An diesem Morgen erwischen die drei Polizisten allerdings nicht nur Temposündern auf vier Rädern — auch zwei „frisierte“ Mofas fallen auf. Eines wird an Ort und Stelle still gelegt. Diagnose: Kolben abgefeilt, Schalldämpfer ausgebaut, Ständer abgerostet. Für den Rückweg gilt jetzt: Alles Schiebung. Das „Teil“ muss binnen einer Woche vorgeführt werden.

Aber nicht nur an Mofas wird gebastelt — auch manches Auto wird aufgemotzt. Manchmal allerdings vergessen die Besitzer, dass relevante Änderungen auch „abgenommen und eingetragen“ werden müssen. Wenn die „Tiefflieger“ einlaufen, beginnt für Stefan Cohnen der sportliche Teil des Einsatzes, denn zur Sichtung der Auspuffanlagen nebst Zubehör muss auch schon mal ein Liegestütz her.
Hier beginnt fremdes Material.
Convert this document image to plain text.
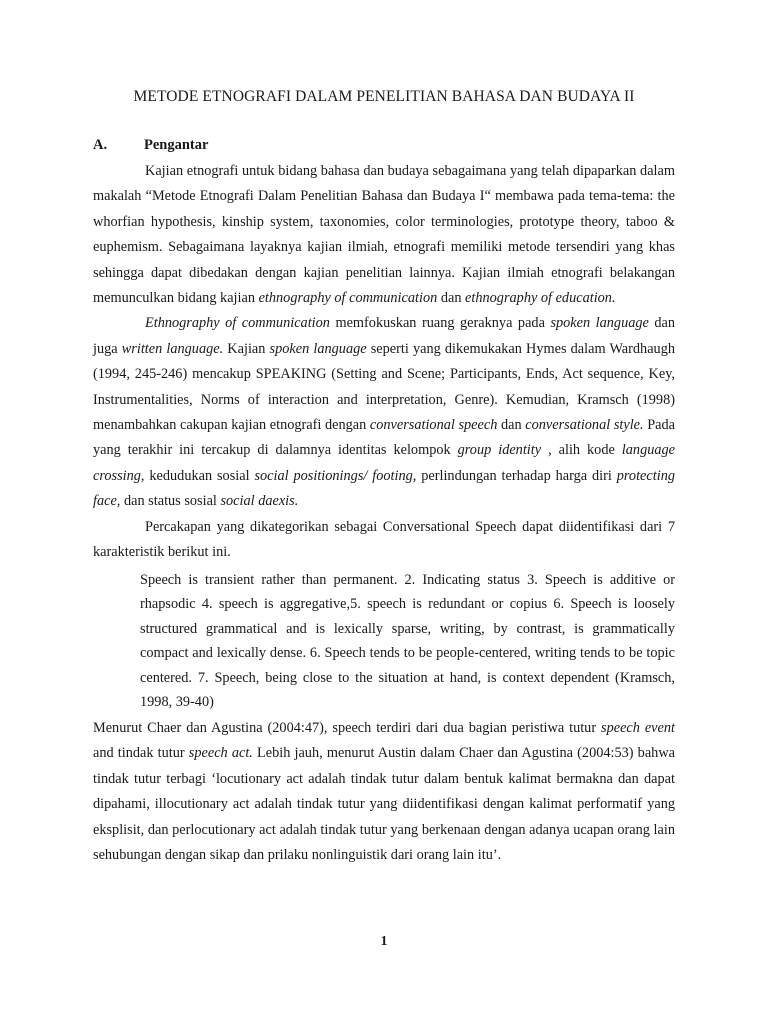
METODE ETNOGRAFI DALAM PENELITIAN BAHASA DAN BUDAYA II
A.	Pengantar

Kajian etnografi untuk bidang bahasa dan budaya sebagaimana yang telah dipaparkan dalam makalah “Metode Etnografi Dalam Penelitian Bahasa dan Budaya I“ membawa pada tema-tema: the whorfian hypothesis, kinship system, taxonomies, color terminologies, prototype theory, taboo & euphemism. Sebagaimana layaknya kajian ilmiah, etnografi memiliki metode tersendiri yang khas sehingga dapat dibedakan dengan kajian penelitian lainnya. Kajian ilmiah etnografi belakangan memunculkan bidang kajian ethnography of communication dan ethnography of education.

Ethnography of communication memfokuskan ruang geraknya pada spoken language dan juga written language. Kajian spoken language seperti yang dikemukakan Hymes dalam Wardhaugh (1994, 245-246) mencakup SPEAKING (Setting and Scene; Participants, Ends, Act sequence, Key, Instrumentalities, Norms of interaction and interpretation, Genre). Kemudian, Kramsch (1998) menambahkan cakupan kajian etnografi dengan conversational speech dan conversational style. Pada yang terakhir ini tercakup di dalamnya identitas kelompok group identity , alih kode language crossing, kedudukan sosial social positionings/ footing, perlindungan terhadap harga diri protecting face, dan status sosial social daexis.

Percakapan yang dikategorikan sebagai Conversational Speech dapat diidentifikasi dari 7 karakteristik berikut ini.

Speech is transient rather than permanent. 2. Indicating status 3. Speech is additive or rhapsodic 4. speech is aggregative,5. speech is redundant or copius 6. Speech is loosely structured grammatical and is lexically sparse, writing, by contrast, is grammatically compact and lexically dense. 6. Speech tends to be people-centered, writing tends to be topic centered. 7. Speech, being close to the situation at hand, is context dependent (Kramsch, 1998, 39-40)

Menurut Chaer dan Agustina (2004:47), speech terdiri dari dua bagian peristiwa tutur speech event and tindak tutur speech act. Lebih jauh, menurut Austin dalam Chaer dan Agustina (2004:53) bahwa tindak tutur terbagi ‘locutionary act adalah tindak tutur dalam bentuk kalimat bermakna dan dapat dipahami, illocutionary act adalah tindak tutur yang diidentifikasi dengan kalimat performatif yang eksplisit, dan perlocutionary act adalah tindak tutur yang berkenaan dengan adanya ucapan orang lain sehubungan dengan sikap dan prilaku nonlinguistik dari orang lain itu’.

1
Die Veredelung des Fahrzeugs beschränkt sich häufig nicht nur auf optische Details — es wird auch Wert auf den „sportlichen Klang“ gelegt. Der wiederum erstreckt sich nicht nur auf die Motorengeräusche. So mancher Pilot hat Stereo-Equipment für mehrere tausend Euro an Bord. Kein Problem — nur beim „Ausfahren“ der Anlage sollte man vorsichtig sein, denn wer bereits auf 100 Meter mehr als nur schwach zu hören ist und wohlmöglich noch abends die Siedlung beschallt, kann ein „Problem“ bekommen  

Die Temposünder des Tages jedenfalls zeigen sich meist überrascht. „Ich habe Sie doch gar nicht gesehen.“ Das liegt an der Reichweite. Und selbst, wenn sich die Verkehrsteilnehmer in der Regel mit Lichthupensginalen warnen — irgendwann kommt mal eine Lücke, wo niemand jemanden warnt. Der weitaus größte Teil der Ertappten zeigt sich einsichtig. Entschuldigungen gibt es freilich immer. Meist hat man es eilig. Terminhatz auf der Straße.

Und nach wie vor streiten sich die Gelehrten darüber, ob vielleicht drastischere Strafen eine Umprogrammierung des Verhaltens nach sich ziehen würden.